From the Archives - George Washington Writes to The Virginia Militia
Although most Americans welcomed the outbreak of the French Revolution in 1789, by the mid-1790s the increasing radicalization of the new regime had greatly dampened this sympathy. Then Revolutionary France began interfering with American shipping, which led to the Quasi-War with France.
This “war” was fought largely at sea but, considering that France held territories in the West Indies and was allied with Spain (which held Florida and Louisiana), in 1798 Congress authorized a considerable expansion of the Army, from little more than 3,300 officers and men to a projected strength of nearly 51,700.
To command this great force, on paper larger than Continental Army had ever been, on July 3, 1798 Congress appointed the nation’s greatest soldier and recent president, George Washington, as a lieutenant general.

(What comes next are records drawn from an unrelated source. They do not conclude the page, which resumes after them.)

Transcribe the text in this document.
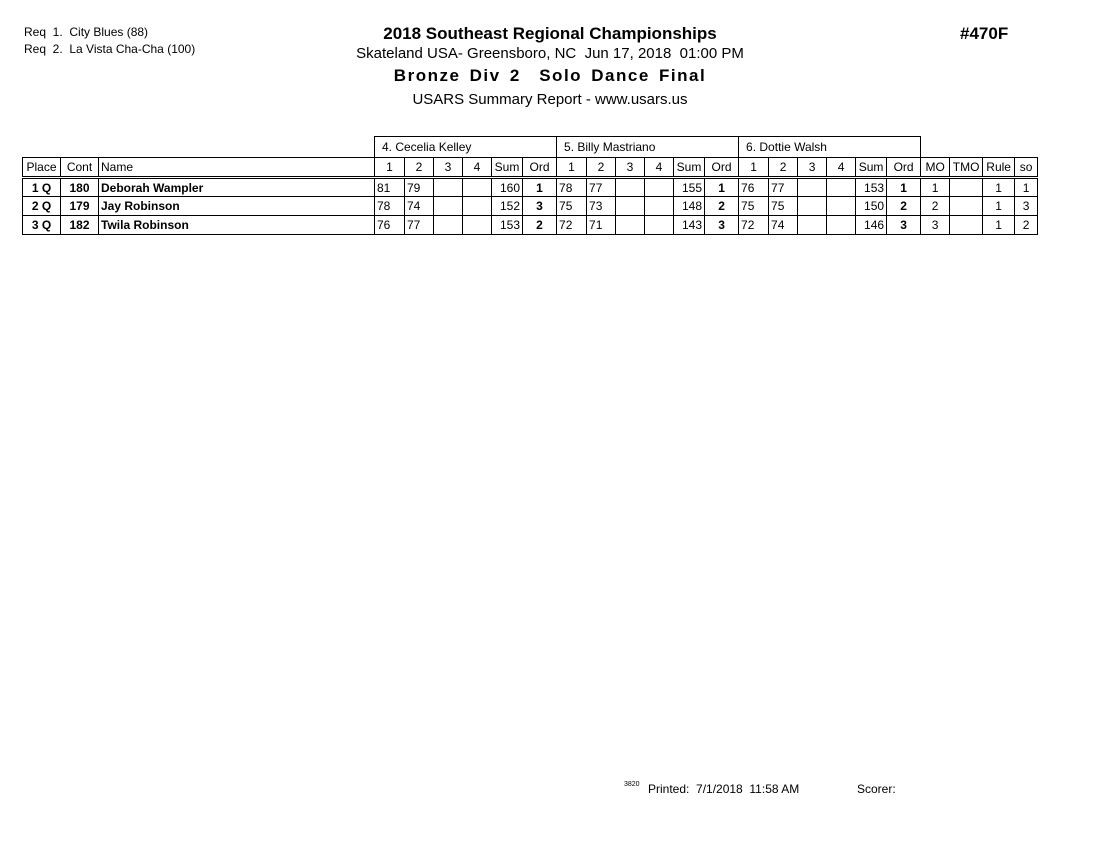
Req  1.  City Blues (88)
Req  2.  La Vista Cha-Cha (100)
2018 Southeast Regional Championships
Skateland USA- Greensboro, NC  Jun 17, 2018  01:00 PM
Bronze Div 2  Solo Dance Final
USARS Summary Report - www.usars.us
#470F
			4. Cecelia Kelley						5. Billy Mastriano						6. Dottie Walsh									
Place	Cont	Name	1	2	3	4	Sum	Ord	1	2	3	4	Sum	Ord	1	2	3	4	Sum	Ord	MO	TMO	Rule	so
1 Q	180	Deborah Wampler	81	79			160	1	78	77			155	1	76	77			153	1	1		1	1
2 Q	179	Jay Robinson	78	74			152	3	75	73			148	2	75	75			150	2	2		1	3
3 Q	182	Twila Robinson	76	77			153	2	72	71			143	3	72	74			146	3	3		1	2
3820 Printed:  7/1/2018  11:58 AM	Scorer:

Although Washington delegated most of the details of raising, equipping, organizing, and training this new army to Maj. Gen. Alexander Hamilton (who was effectively his chief-of-staff), the old soldier kept in constant communication with important political and military leaders. During the crisis he wrote more than 80 letters to President John Adams, Hamilton, or the Secretary of War, and scores more to other government officials, newly appointed senior officers, and so forth.
One letter he wrote was to thank the officers of Virginia’s 10th and 91st Militia Regiments on October 24, 1798, after they had they congratulated him on accepting his commission as lieutenant general.
Mount Vernon, October 24, 1798.
Gentlemen: While I thank you for your kind and very flattering Address, and the pleasure which I received from your approbation of my acceptance of the Commission which may once more bring me into public life, I am sure you will do justice to the motives which have operated to draw me from that peaceful retirement, which, I fondly hoped, would never again have been interrupted.
When injuries and Insults have been heaped upon us, and when the Sovereignty and Independence of our Country are threatened, it is, in my opinion, no longer in the option of a good Citizen to withhold his Services from the Public. Let his situation be what it may, he forfeits all claim to the rights of one, if, in such a critical moment, he should not use every means in his power to aid in repelling the unprovoked and indignant [ sic ] aggression.
Upon this ground I have accepted my Commission; and upon this ground I trust that every true American will be prepared to defend his Country against foreign encroachments; and to perpetuate the blessings which he enjoys under his own Government.
That there may be no occasion to gird on the Sword, none more ardently prays than I do; and no one, with more truth could add, that, if unfortunately, in defence of our rights we shall be compelled to unsheath I hope, after the object is attained, would return it to its Scabbard with more heart-felt satisfaction. But to avert the evil, or to meet it like men it is necessary under the present aspect of our Affairs to hold it in our hands, and be united in one band.
Your prayers, and kind wishes in my behalf, I reciprocate with great Cordiality
Washington died on December 14, 1799, still on active duty. By then, Napoleon Bonaparte had recently assumed power in France through a coup, and he entered into negotiations with the U.S. which soon settled the crisis. The great army that was to be raised had had only reached about 14,000 men before it was disbanded. By 1802 active duty strength had actually fallen below what it had been in 1797.
While this letter is of some interest in giving us a look at Washington’s thinking about military service, as well as his great courtesy and character, it’s of no great historical import. Nevertheless, if it were to become available on the rare documents market it could easily sell for $300,000.